There was a tool station along one wall, which looked more like your childhood basement tool shop, with lots of super glue, duct tape, how-to inspirational books and magazine, and a collection of old-fashioned tools. If you’re lucky, you can join Adam’s Coffee Club, a coffee station using beans sourced from spots all around DC.
Like everything else in public libraries, everything in the D.C. Fab Lab is free. (Some library labs charge for some supplies.)
There are 25 branch libraries in the D.C. public library system, in addition to the downtown library. One branch near our house, the Tenley-Friendship Library (a.k.a. the Tenleytown Library), is newly remodeled. In an equally modern step, the Friends of the Tenley-Friendship Library, looking for a project for some extra funds they had raised, decided to sponsor the first ever Maker-in-Residence program for D.C.’s public libraries.
Billy Friedele and Mike Iacovone won the competition. Billy and Mike are artists, teachers and friends, and together they started the Free Space Collective, an arts effort that is all about engaging people with their public spaces, via art.

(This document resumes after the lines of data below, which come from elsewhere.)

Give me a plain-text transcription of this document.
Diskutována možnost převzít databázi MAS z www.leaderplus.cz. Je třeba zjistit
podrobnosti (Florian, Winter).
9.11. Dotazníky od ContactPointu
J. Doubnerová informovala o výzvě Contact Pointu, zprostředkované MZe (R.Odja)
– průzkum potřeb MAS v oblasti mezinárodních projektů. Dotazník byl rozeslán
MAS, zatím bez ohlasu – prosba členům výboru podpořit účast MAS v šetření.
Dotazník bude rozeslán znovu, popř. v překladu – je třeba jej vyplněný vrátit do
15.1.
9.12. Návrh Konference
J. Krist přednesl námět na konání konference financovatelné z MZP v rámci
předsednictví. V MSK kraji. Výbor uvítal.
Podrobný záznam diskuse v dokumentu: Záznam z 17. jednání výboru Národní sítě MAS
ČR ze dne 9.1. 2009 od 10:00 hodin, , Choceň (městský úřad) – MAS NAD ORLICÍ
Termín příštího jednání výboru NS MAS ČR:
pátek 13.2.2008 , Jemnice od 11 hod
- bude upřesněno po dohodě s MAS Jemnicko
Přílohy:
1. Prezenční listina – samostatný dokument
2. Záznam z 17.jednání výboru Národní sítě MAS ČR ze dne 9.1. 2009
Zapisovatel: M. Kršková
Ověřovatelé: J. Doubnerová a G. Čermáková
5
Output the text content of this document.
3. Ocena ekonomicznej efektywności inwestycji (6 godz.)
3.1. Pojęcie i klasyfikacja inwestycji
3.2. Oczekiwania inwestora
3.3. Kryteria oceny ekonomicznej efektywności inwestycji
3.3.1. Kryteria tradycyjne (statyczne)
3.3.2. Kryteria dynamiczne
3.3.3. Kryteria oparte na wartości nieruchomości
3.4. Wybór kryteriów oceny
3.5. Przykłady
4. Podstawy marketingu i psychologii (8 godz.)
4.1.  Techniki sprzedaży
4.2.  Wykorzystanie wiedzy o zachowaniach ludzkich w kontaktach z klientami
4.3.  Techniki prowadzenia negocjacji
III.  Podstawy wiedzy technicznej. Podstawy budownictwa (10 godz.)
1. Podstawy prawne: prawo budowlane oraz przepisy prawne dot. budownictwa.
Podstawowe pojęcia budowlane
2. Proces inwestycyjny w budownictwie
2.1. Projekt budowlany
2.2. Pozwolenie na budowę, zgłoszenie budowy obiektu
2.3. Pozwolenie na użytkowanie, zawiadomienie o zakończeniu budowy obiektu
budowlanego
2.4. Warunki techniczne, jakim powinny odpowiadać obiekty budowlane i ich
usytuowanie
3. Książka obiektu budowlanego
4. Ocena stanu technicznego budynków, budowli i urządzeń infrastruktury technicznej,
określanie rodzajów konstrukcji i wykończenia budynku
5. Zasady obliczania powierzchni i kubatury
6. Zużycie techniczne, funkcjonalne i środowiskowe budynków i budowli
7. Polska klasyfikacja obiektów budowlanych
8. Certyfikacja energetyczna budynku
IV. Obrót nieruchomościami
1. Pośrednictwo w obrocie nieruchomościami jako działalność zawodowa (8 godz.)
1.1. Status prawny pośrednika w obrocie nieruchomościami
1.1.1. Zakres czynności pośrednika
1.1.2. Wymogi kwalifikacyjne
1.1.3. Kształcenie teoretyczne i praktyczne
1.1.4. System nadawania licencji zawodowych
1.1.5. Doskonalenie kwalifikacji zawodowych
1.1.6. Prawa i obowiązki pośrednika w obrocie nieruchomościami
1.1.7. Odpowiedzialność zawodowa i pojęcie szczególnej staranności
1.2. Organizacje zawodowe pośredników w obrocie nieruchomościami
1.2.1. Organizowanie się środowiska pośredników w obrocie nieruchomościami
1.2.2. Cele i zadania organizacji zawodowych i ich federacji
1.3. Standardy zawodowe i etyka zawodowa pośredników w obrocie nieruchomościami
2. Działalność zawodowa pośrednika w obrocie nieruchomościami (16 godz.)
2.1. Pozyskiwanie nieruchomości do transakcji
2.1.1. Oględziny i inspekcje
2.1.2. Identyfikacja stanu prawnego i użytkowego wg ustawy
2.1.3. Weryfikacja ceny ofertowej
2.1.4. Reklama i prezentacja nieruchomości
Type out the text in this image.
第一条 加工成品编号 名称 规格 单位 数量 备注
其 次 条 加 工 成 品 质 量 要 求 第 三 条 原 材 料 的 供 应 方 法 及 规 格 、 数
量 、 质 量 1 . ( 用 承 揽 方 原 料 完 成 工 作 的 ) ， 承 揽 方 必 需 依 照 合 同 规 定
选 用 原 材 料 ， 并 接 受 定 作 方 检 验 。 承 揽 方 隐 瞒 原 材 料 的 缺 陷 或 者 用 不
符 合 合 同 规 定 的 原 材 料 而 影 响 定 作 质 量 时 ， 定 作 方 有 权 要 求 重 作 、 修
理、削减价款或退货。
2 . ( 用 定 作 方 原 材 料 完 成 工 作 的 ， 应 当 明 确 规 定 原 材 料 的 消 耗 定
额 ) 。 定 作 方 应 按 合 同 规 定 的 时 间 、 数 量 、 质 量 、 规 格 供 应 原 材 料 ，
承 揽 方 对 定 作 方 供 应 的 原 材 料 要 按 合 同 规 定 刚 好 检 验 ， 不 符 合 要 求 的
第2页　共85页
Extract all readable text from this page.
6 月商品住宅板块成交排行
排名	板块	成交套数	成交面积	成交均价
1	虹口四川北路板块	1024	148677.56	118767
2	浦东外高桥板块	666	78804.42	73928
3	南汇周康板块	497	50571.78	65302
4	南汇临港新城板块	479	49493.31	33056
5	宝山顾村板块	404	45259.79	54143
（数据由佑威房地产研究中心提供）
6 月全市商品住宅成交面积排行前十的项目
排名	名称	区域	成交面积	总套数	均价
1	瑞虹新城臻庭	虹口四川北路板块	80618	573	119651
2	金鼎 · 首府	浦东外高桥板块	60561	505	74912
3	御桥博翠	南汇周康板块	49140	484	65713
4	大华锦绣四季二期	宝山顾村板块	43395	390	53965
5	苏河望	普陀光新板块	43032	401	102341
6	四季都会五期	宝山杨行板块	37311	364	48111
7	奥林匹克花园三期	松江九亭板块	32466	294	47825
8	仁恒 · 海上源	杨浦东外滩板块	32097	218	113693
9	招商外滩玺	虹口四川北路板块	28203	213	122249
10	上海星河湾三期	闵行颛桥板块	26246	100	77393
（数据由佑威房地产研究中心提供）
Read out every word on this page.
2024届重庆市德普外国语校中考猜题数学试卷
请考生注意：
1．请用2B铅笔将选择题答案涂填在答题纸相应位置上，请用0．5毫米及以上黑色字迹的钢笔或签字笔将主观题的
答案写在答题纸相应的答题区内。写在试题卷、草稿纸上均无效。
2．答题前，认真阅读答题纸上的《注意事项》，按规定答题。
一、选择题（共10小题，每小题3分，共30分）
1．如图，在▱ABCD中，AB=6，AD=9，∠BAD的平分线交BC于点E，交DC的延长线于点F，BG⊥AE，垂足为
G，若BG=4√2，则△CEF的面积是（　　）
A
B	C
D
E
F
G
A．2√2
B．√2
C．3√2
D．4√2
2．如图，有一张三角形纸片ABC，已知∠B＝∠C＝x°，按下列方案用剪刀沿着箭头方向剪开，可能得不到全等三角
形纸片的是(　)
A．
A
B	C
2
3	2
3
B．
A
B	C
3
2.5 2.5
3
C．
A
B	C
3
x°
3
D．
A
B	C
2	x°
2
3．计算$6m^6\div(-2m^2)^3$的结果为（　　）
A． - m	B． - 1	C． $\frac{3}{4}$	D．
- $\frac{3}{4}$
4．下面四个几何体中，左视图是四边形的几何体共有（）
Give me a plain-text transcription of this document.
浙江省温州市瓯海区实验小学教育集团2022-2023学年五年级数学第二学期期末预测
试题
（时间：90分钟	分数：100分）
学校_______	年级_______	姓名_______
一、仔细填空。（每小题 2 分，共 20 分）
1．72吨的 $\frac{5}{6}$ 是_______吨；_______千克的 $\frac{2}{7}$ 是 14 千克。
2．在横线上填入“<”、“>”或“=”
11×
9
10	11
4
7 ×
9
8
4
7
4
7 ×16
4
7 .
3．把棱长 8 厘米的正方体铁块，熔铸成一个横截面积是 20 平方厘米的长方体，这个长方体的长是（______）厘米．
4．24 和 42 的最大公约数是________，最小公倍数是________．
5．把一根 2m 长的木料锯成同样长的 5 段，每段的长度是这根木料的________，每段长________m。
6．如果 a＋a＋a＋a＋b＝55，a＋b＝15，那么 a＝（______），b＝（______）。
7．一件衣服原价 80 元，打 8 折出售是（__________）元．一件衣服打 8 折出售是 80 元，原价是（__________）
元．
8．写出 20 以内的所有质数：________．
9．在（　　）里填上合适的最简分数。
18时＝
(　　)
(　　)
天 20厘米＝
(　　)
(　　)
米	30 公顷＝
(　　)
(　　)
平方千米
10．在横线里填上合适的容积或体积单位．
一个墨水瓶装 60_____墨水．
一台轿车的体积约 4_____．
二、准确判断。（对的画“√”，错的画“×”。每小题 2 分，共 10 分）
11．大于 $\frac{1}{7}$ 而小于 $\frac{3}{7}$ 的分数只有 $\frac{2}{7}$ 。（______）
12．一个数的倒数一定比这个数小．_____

On my second trip to the Fab Lab, Billy was experimenting with transforming a photograph into a 3-D object. He was trying out the software and hardware systems that begin with a series of photos he made of a plant in a planter, and turning out an actual, miniature 3-D replica. The magic happens in photographing the object in 360-degrees, including from the top and the bottom, and sending that information to the 3-D printer to do its work. While we talked, the printer was patiently exuding the plastic fed from a spool of wire through a tiny pencil-like nib, onto the platform inside the small oven-looking printer. It was deep purple, Billy’s choice.
We would create input for a collective work of art. We would all walk for about 45 minutes, starting and ending at the library, and trace our paths either on our phone app, or the old-fashioned way, by hand on printed street maps of the neighborhood. The only rule was to stick to public spaces (read: don’t cut through people’s yards). They encouraged us to store up impressions of what we noticed or felt along the way. We would reconvene to share our experiences and turn in our personal maps. Then, Mike and Billy would turn our group walks into digital art. Have a look:
I must admit, I was surprised to experience my familiar neighborhood with new eyes and ears. I hadn’t noticed a pop-up park along a street that I probably drive several days a week. Others were surprised at the sounds they heard—the trucks, the kids. We noticed the density of community spaces—besides the library, there was the elementary school, the middle and high schools, the church, the assisted living center, the public swimming pool, and more.
I would say that if the mission was to bring folks in the community together, to ask them to look at their neighborhood in a closer, different way, and to report back to share, then they completely succeeded. They produced this within the framework of art, and art they did produce.